When it comes to the most powerful computers in the world, the game is dominated by two players: the United States and China. In fact, of the top of five most powerful supercomputing sites on the planet, China owns the top two spots, with the U.S. holding the third, fourth, and fifth places on the list. By 2018, that top spot will belong to Japan, should the company’s plan to build the world’s fastest supercomputer not hit any snags along the way.
Reuters reports that Japan has budgeted $173 million to hold the supercomputing crown, and plans to build a machine capable of 130 petaflops, which will top China’s Sunway TaihuLight — with a max of just over 93 petaflops but theoretical peak of around 125 — to claim the crown of “world’s fastest.”
Japan aims to use the project to revitalize its somewhat stagnant technology industry, which has stumbled in recent years while neighboring China has muscled into the scene.
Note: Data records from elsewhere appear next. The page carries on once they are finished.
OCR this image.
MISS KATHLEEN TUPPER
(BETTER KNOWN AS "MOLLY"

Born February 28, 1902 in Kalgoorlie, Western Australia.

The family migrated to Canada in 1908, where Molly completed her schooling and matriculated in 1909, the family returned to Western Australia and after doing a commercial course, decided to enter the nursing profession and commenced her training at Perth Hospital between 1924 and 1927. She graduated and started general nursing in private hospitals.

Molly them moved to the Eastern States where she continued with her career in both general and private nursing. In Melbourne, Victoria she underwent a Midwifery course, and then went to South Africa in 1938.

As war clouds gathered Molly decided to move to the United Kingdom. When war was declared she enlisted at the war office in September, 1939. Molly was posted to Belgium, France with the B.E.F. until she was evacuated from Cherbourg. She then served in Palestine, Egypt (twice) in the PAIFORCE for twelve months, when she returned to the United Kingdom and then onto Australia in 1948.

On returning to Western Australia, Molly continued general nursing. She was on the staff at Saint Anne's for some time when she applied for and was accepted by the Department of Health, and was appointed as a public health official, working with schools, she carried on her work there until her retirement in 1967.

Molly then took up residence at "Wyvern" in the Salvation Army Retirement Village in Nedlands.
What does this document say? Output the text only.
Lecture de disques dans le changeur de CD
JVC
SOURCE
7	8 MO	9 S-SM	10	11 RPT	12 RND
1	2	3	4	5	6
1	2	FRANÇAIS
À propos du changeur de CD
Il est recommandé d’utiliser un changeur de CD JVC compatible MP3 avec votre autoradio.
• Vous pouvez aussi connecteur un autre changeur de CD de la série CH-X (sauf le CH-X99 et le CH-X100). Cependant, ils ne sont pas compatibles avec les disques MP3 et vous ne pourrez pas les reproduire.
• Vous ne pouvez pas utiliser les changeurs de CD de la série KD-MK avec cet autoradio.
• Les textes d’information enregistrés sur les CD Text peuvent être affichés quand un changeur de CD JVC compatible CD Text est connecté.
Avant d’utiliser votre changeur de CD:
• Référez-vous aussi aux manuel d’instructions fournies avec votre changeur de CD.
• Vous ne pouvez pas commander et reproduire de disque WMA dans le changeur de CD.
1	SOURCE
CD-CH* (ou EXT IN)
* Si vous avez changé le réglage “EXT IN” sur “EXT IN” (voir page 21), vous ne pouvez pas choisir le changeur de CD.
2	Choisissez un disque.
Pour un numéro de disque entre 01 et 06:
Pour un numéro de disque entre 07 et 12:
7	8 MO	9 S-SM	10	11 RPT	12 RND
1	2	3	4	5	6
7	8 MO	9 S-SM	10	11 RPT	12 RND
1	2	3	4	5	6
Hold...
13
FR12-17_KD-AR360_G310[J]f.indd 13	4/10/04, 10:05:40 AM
The supercomputer project, which Japan has named AI Bridging Cloud Infrastructure, or ABCI for short, is currently seeking bids from manufacturers willing to take on the monumental task. ABCI is slated to be ready for action by 2018, when it will be used by Japan to boost its research into artificial intelligence platforms. The country also plans to provide the computer’s power to Japanese companies who currently rely on the likes of Google and Microsoft for their heavy data lifting, for fee, of course.
This won’t be Japan’s first venture into the world of supercomputing, of course, and the country holds the number six and seven spots on the chart behind China and the United States. However, the country’s fastest computer is rated at less than 14 petaflops, so jumping from that to 130 petaflops will definitely be an accomplishment.